Ella desvió la mirada, incómoda.

"No seas dramático. Ya hemos hablado de esto. Tu talento es limitado, Roy. Patrick tiene una visión más moderna."

"¿La visión de Patrick?", me reí sin ganas. "Patrick apenas sabe afinar esa guitarra que le compraste. La guitarra que pagué yo, por cierto, con las regalías de 'Lágrimas de Sal', la canción que compuse cuando murió mi padre."

El ambiente se volvió pesado. Lina sabía que era verdad. Para cortar la tensión, abrió su bolso de diseño, sacó un fajo de billetes y lo tiró sobre la mesa.

"Toma. Coge esto y vete. No me humilles más. Hablaremos a través de los abogados."

Recogí el dinero. No era una miseria, pero era un insulto comparado con lo que me correspondía.

"De acuerdo," dije, levantándome. "Nos veremos pronto, Lina."

Salí de la oficina y del tablao, sintiendo sus miradas clavadas en mi espalda.

Horas más tarde, mientras estaba sentado en mi apartamento húmedo, abrí Instagram. No necesitaba buscar mucho. Patrick había publicado una nueva foto.

Eran sus manos entrelazadas con las de Lina. En la muñeca de él, brillaba un reloj de lujo.

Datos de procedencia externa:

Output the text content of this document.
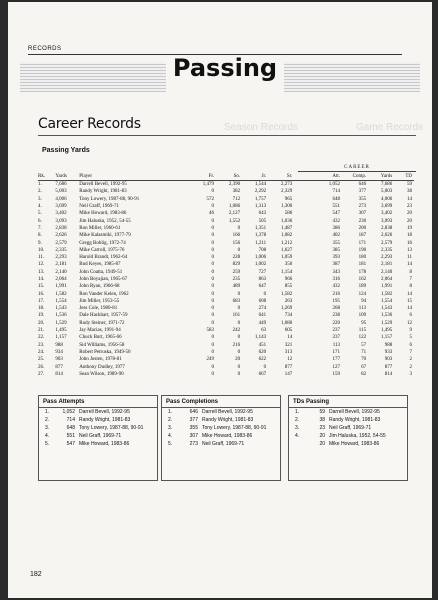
RECORDS
Passing
Game Records
Season Records
Career Records
Passing Yards
CAREER
Rk.	Yards	Player	Fr.	So.	Jr.	Sr.		Att.	Comp.	Yards	TD
1.	7,686	Darrell Bevell, 1992-95	1,479	2,390	1,544	2,273		1,052	646	7,686	59
2.	5,003	Randy Wright, 1981-83	0	382	2,292	2,329		714	377	5,003	38
3.	4,006	Tony Lowery, 1987-88, 90-91	572	712	1,757	965		648	355	4,006	14
4.	3,699	Neil Graff, 1969-71	0	1,086	1,313	1,300		551	273	3,699	23
5.	3,402	Mike Howard, 1983-86	46	2,127	643	586		547	307	3,402	20
6.	3,093	Jim Haluska, 1952, 54-55	0	1,552	505	1,036		432	230	3,093	20
7.	2,838	Ron Miller, 1960-61	0	0	1,351	1,487		386	200	2,838	19
8.	2,626	Mike Kalasmiki, 1977-79	0	166	1,378	1,082		402	187	2,626	18
9.	2,579	Gregg Bohlig, 1972-74	0	156	1,211	1,212		355	171	2,579	16
10.	2,335	Mike Carroll, 1975-76	0	0	708	1,627		385	190	2,335	13
11.	2,293	Harold Brandt, 1962-64	0	228	1,006	1,059		393	180	2,293	11
12.	2,181	Bud Keyes, 1985-87	0	829	1,002	350		387	181	2,181	14
13.	2,140	John Coatta, 1949-51	0	259	727	1,154		343	178	2,140	8
14.	2,064	John Boyajian, 1965-67	0	235	863	966		316	162	2,064	7
15.	1,991	John Ryan, 1966-68	0	489	647	855		432	189	1,991	8
16.	1,582	Ron Vander Kelen, 1962	0	0	0	1,582		216	124	1,582	14
17.	1,554	Jim Miller, 1953-55	0	683	608	263		195	94	1,554	15
18.	1,543	Jess Cole, 1980-81	0	0	274	1,269		268	113	1,543	14
19.	1,536	Dale Hackbart, 1957-59	0	161	641	734		238	109	1,536	6
20.	1,529	Rudy Steiner, 1971-72	0	0	449	1,080		220	95	1,529	12
21.	1,495	Jay Macias, 1991-94	583	242	63	605		237	115	1,495	9
22.	1,157	Chuck Burt, 1965-66	0	0	1,143	14		237	122	1,157	5
23.	988	Sid Williams, 1956-58	0	216	451	321		113	57	988	6
24.	934	Robert Petruska, 1949-50	0	0	620	313		171	71	933	7
25.	903	John Josten, 1978-81	249	20	622	12		177	70	903	2
26.	877	Anthony Dudley, 1977	0	0	0	877		127	67	877	2
27.	814	Sean Wilson, 1989-90	0	0	667	147		159	82	814	3
Pass Attempts
1.	1,052 Darrell Bevell, 1992-95
2.	714 Randy Wright, 1981-83
3.	648 Tony Lowery, 1987-88, 90-91
4.	551 Neil Graff, 1969-71
5.	547 Mike Howard, 1983-86
Pass Completions
1.	646 Darrell Bevell, 1992-95
2.	377 Randy Wright, 1981-83
3.	355 Tony Lowery, 1987-88, 90-91
4.	307 Mike Howard, 1983-86
5.	273 Neil Graff, 1969-71
TDs Passing
1.	59 Darrell Bevell, 1992-95
2.	38 Randy Wright, 1981-83
3.	23 Neil Graff, 1969-71
4.	20 Jim Haluska, 1952, 54-55
20 Mike Howard, 1983-86
182
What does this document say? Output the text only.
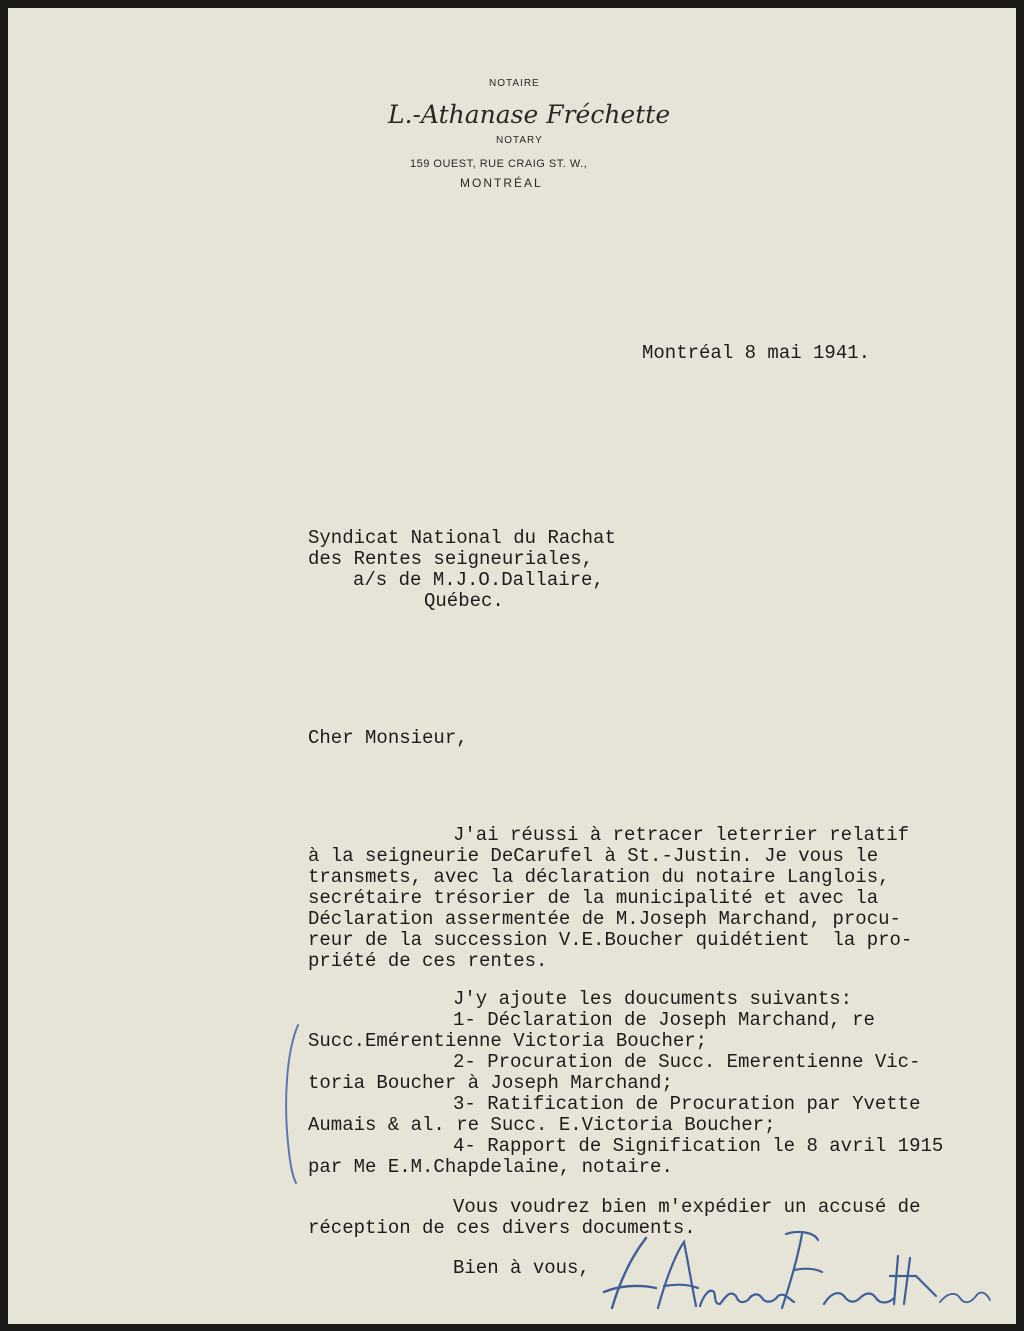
NOTAIRE
L.-Athanase Fréchette
NOTARY
159 OUEST, RUE CRAIG ST. W.,
MONTRÉAL
Montréal 8 mai 1941.
Syndicat National du Rachat
des Rentes seigneuriales,
a/s de M.J.O.Dallaire,
Québec.
Cher Monsieur,
J'ai réussi à retracer leterrier relatif
à la seigneurie DeCarufel à St.-Justin. Je vous le
transmets, avec la déclaration du notaire Langlois,
secrétaire trésorier de la municipalité et avec la
Déclaration assermentée de M.Joseph Marchand, procu-
reur de la succession V.E.Boucher quidétient  la pro-
priété de ces rentes.
J'y ajoute les doucuments suivants:
1- Déclaration de Joseph Marchand, re
Succ.Emérentienne Victoria Boucher;
2- Procuration de Succ. Emerentienne Vic-
toria Boucher à Joseph Marchand;
3- Ratification de Procuration par Yvette
Aumais & al. re Succ. E.Victoria Boucher;
4- Rapport de Signification le 8 avril 1915
par Me E.M.Chapdelaine, notaire.
Vous voudrez bien m'expédier un accusé de
réception de ces divers documents.
Bien à vous,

Reconocí el reloj al instante.

Era el regalo de aniversario que le había hecho a Lina el año pasado. El que ella me dijo que había perdido.

Mi corazón no se rompió. Ya estaba hecho pedazos desde mi vida anterior. Esta vez, solo sentí el hielo expandirse por mis venas.

Era hora de pasar a la siguiente fase de mi plan.